Admit it. Siri is great if you don’t have a free hand to send a text or you need a quick answer to the question, “What is the capital of Vermont?” And with every new update to iOS, Apple continues to refine and expand Siri’s voice-recognition capabilities, in turn giving users a whole new set of reasons to love this slightly monotone, snark-enabled assistant. However, there’s been a few bumps along the way. In the past year, a pair of exploits were discovered in Siri’s security that allowed criminals to access personal information or remotely gain control of an iPhone’s functionality. Apple was quick to release updates for some of these issues, but it’s important for engaged smartphone users to understand how these incidents occurred so they can better protect themselves in the future. From Siri to Google Now, here is a brief synopsis of two recent voice-recognition-based security breaches.

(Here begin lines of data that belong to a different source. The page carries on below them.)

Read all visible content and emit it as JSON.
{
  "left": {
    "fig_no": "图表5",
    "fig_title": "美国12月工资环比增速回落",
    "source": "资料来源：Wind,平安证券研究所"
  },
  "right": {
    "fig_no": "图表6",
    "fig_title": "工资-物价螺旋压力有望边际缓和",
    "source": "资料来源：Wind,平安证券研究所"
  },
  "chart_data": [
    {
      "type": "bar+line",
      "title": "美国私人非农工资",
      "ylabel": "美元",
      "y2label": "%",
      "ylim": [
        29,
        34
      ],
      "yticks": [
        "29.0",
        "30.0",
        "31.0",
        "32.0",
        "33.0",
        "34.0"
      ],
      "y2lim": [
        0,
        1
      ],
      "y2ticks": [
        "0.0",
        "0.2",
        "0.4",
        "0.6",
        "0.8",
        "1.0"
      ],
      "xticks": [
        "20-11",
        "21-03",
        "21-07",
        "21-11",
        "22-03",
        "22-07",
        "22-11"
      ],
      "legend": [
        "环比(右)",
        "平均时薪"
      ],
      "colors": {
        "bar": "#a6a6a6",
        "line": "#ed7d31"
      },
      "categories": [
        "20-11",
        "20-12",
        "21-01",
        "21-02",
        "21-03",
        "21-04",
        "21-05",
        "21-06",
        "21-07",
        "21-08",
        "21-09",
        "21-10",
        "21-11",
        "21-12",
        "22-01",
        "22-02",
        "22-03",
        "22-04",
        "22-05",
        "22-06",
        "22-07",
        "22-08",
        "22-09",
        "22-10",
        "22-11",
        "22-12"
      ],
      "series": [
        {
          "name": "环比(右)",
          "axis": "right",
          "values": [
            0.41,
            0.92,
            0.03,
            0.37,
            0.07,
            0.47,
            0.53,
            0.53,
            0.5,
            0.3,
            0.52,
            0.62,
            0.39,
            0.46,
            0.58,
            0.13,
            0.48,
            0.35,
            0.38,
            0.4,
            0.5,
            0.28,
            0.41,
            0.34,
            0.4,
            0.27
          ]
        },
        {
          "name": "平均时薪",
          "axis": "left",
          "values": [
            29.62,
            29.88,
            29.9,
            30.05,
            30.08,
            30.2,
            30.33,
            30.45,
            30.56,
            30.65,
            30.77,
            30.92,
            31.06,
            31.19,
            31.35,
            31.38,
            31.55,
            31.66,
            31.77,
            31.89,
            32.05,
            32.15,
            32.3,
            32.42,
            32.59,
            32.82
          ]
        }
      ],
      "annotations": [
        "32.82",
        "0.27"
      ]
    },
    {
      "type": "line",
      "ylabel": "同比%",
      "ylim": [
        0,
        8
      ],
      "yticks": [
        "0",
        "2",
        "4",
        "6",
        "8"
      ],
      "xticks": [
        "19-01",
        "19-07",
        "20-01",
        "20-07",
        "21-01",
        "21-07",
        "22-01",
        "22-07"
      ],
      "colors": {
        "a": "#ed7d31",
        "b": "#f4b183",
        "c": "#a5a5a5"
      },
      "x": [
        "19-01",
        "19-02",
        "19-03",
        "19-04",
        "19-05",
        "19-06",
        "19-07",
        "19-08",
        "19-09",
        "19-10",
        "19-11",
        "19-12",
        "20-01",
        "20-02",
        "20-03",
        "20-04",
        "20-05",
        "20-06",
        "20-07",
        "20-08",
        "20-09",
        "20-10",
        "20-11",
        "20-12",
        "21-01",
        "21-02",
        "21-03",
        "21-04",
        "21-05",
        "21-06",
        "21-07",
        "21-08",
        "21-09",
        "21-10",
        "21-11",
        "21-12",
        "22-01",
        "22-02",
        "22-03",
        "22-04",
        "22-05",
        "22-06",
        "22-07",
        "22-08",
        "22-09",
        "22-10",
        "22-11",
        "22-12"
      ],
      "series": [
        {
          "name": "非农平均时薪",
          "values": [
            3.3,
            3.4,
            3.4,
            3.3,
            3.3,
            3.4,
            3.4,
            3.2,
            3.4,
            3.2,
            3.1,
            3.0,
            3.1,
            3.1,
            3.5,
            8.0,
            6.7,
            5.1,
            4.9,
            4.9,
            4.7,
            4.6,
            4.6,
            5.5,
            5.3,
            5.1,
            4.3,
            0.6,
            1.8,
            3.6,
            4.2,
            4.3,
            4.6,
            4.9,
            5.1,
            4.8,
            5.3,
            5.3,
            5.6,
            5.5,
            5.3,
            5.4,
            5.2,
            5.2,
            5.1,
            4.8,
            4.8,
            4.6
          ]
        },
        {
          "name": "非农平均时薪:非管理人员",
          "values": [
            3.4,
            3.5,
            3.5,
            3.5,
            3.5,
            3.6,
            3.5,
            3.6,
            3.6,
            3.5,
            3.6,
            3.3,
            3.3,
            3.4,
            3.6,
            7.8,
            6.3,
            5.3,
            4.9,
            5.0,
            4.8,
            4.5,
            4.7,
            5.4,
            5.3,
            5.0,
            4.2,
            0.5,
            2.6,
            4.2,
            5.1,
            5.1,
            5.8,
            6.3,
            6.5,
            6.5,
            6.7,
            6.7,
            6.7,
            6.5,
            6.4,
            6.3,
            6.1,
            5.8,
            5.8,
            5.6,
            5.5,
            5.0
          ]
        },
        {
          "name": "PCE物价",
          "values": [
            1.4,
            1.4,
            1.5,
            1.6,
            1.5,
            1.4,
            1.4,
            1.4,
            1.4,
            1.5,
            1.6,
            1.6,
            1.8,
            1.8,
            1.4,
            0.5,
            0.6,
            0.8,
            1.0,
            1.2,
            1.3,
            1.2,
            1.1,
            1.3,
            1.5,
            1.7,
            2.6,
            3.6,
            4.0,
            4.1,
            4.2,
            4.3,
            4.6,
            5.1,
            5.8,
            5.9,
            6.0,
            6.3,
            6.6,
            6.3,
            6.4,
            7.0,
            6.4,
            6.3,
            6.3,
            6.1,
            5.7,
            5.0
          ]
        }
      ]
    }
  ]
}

As you probably know Siri is accessible through the lockscreen, which leaves hackers with a small window into your phone even if the front door is locked. The flaw was first discovered in iOS 6 by a 37-year-old-Spanish soldier named Jose Rodriguez who posted a YouTube clip of him bypassing the lockscreen to post on Facebook, view notes and access the phone’s call history. The video garnered a lot of attention, and by the time iOS 7 was released, a whole new wave of exploits were found that added up to one, simple conclusion: Siri just isn’t a very good gatekeeper. The good news is that these unwanted intrusions mostly fell under the category of prankster behavior. Unlike with a mobile wallet security breach, your private information still remained protected as long as your lockscreen had a passcode. Still, users have questions as to why Apple would have a default setting that allowed for this kind of incident — one that is still present in the latest update. For now, the burden of protection is on us. The only way to keep someone from accessing your personal information through Siri is to head to “Settings” and disable her lockscreen functionality. It’s a minor inconvenience that might save you some embarrassment down the road.
The latest voice-recognition security fumble affects both Siri and her Android counterpart, Google Now. As Wired reports, it was discovered by a research team at ANSSI, an agency that handles information security for the French government. It’s almost too clever to be true. They discovered that hackers could potentially trigger voice commands from up to 16 feet away as long a microphone-enabled pair of headphones was attached to the device. The hack uses the headphone cord as an antenna to transmit electromagnetic waves that are understood by Siri to be voice commands. If the phone’s owner leaves it unlocked and unattended, a hacker could remotely dial their own number and use the phone as an eavesdropping device. They could even manipulate the browser or email application to download and send malware or spam, or phish for personal data. In a crowded location like a stadium or airport, this exploit has the potential to affect several users with one attack. Although it hasn’t been remedied with a software update from either Apple or Google, you can take steps to protect your phone in the meantime. Never leave headphones plugged into your phone when you aren’t using it, and disable voice recognition services when the phone is locked.